Capacités de raffinage : Un déficit de plus de 3 millions de tonnes

Capacités de raffinage : Un déficit de plus de 3 millions de tonnes

El Watan, 1 mars 2018

L’achèvement de l’opération de réhabilitation de la raffinerie d’Alger (Sidi R’zine à Baraki) devrait permettre, selon le PDG de Sonatrach, Abdelmoumen Ould Kaddour, de répondre aux besoins internes en carburants et d’ouvrir la voie à l’arrêt des importations.

Celles-ci coûtent 2 milliards de dollars par an à l’Etat, selon Ould Kaddour qui souligne que cette situation ne peut pas continuer.
Il est à savoir que les volumes importés permettent de combler un déficit d’environ 3 millions de tonnes de carburants par an, alors que les capacités de raffinage actuelles de Sonatrach avoisinent les 12 millions de tonnes, face une consommation dépassant les 14 millions de tonnes par an.

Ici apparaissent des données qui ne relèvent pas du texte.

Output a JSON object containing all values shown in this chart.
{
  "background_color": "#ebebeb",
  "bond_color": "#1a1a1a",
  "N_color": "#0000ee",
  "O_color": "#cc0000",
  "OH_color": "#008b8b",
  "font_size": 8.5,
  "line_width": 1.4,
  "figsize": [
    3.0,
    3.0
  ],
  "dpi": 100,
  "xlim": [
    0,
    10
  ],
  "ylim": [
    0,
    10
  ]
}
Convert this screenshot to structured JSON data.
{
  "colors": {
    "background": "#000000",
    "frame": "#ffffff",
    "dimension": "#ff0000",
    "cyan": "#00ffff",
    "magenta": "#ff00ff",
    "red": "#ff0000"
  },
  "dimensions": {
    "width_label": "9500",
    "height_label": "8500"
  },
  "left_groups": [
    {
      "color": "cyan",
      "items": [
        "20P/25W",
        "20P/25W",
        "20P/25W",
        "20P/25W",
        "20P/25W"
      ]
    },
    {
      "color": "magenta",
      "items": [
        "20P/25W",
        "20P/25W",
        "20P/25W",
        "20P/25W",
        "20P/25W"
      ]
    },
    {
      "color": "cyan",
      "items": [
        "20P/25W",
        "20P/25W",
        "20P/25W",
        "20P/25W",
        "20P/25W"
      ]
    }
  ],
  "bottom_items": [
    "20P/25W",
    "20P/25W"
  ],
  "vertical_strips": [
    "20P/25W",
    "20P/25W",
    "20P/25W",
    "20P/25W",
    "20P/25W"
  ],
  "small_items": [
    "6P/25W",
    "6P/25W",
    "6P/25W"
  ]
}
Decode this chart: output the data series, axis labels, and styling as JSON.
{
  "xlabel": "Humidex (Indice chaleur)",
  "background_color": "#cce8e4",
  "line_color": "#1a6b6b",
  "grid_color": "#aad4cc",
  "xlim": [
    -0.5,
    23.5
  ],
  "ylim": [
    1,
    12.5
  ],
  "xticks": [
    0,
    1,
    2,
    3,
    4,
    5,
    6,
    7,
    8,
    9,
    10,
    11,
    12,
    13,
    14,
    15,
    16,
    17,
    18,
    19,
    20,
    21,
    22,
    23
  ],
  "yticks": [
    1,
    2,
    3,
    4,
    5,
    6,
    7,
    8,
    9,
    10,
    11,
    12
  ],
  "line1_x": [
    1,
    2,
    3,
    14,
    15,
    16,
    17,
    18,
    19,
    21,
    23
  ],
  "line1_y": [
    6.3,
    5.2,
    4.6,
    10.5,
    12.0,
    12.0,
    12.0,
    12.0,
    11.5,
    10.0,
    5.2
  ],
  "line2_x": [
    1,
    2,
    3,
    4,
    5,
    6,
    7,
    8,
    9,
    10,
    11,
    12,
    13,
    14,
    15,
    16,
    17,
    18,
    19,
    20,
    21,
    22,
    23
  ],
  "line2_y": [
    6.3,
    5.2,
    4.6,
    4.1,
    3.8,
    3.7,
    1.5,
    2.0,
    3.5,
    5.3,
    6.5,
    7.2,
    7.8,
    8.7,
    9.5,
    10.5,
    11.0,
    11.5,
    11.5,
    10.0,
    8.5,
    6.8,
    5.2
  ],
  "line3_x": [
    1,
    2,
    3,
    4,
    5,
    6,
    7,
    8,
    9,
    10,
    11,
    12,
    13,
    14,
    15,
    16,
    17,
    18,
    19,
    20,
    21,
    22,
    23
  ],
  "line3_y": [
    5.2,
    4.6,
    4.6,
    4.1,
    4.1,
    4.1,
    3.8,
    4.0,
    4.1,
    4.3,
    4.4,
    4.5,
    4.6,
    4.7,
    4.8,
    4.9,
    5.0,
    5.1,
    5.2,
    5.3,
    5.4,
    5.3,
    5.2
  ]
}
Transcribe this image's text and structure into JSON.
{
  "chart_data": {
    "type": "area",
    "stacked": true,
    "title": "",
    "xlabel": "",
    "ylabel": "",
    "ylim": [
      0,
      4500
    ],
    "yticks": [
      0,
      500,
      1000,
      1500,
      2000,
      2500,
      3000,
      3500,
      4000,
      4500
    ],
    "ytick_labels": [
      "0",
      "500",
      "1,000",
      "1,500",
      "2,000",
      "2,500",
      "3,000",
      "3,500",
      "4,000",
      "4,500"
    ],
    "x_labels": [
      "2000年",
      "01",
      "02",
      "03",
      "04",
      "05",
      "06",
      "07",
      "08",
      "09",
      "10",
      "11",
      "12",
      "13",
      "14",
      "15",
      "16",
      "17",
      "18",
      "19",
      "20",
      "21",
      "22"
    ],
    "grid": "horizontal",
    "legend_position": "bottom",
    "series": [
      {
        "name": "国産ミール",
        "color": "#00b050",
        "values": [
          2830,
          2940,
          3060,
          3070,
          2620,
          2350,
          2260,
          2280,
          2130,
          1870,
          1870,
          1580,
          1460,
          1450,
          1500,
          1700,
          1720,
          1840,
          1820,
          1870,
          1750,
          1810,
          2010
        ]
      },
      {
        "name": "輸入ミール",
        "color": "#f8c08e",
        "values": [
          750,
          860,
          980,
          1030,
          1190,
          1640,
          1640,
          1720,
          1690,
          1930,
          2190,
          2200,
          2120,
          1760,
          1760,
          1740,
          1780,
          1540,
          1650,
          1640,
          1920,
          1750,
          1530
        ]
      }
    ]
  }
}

Le PDG de Sonatrach, qui s’exprimait lors d’un point de presse improvisé à Oran, en marge des festivités du 24 Février, a souligné en outre que l’opération de raffinage faite en Italie suite à un appel d’offres lancé par Sonatrach il y a quelques semaines, est «ponctuelle» et vise dans la conjoncture actuelle à «économiser des devises» au pays qui fait face à une demande grandissante en produits pétroliers. Selon le patron de Sonatrach, cette opération n’est pas appelée à être renouvelée, sauf cas de force majeure, soit en cas de retard des projets en cours de réalisation en Algérie.

Il est à rappeler que la raffinerie d’Alger devrait permettre, une fois l’opération de rénovation terminée, d’augmenter la production de gasoil à 1,18 million de tonnes/an, celle de l’essence à 1,3 million t/an et celle du GPL à 270 000 t/an. Selon les projections de Sonatrach, le programme de renforcement des capacités de raffinage à travers la réalisation des raffineries de Hassi Messaoud et de Tiaret permettra, par ailleurs, de compter, à l’horizon 2021, sur une capacité de production additionnelle de 10 millions de tonnes supplémentaires par an.

En attendant les réalisations projetées, le gouvernement tente de faire reculer la consommation interne devenue vorace ces dernières années. Une courbe de plus en plus ascendante alors que le programme de raffinage peine à être réalisé.

Lors de la présentation de la loi de finances 2018, le ministre des Finances, Abderrahmane Raouia, a justifié les hausses des taxes sur les produits pétroliers par «la consommation excessive des carburants dans notre pays, évaluée à 14 millions de tonnes, dont 9,7 millions de tonnes de gasoil et 4,3 millions de tonnes d’essence».

Il ajouta que la situation est d’autant plus intenable que «la part des produits pétroliers importés est estimée à 23% du total des carburants consommés, soit l’équivalent de 3,2% millions de tonnes, induisant une facture de 900 milliards de dinars supportée par le Trésor public».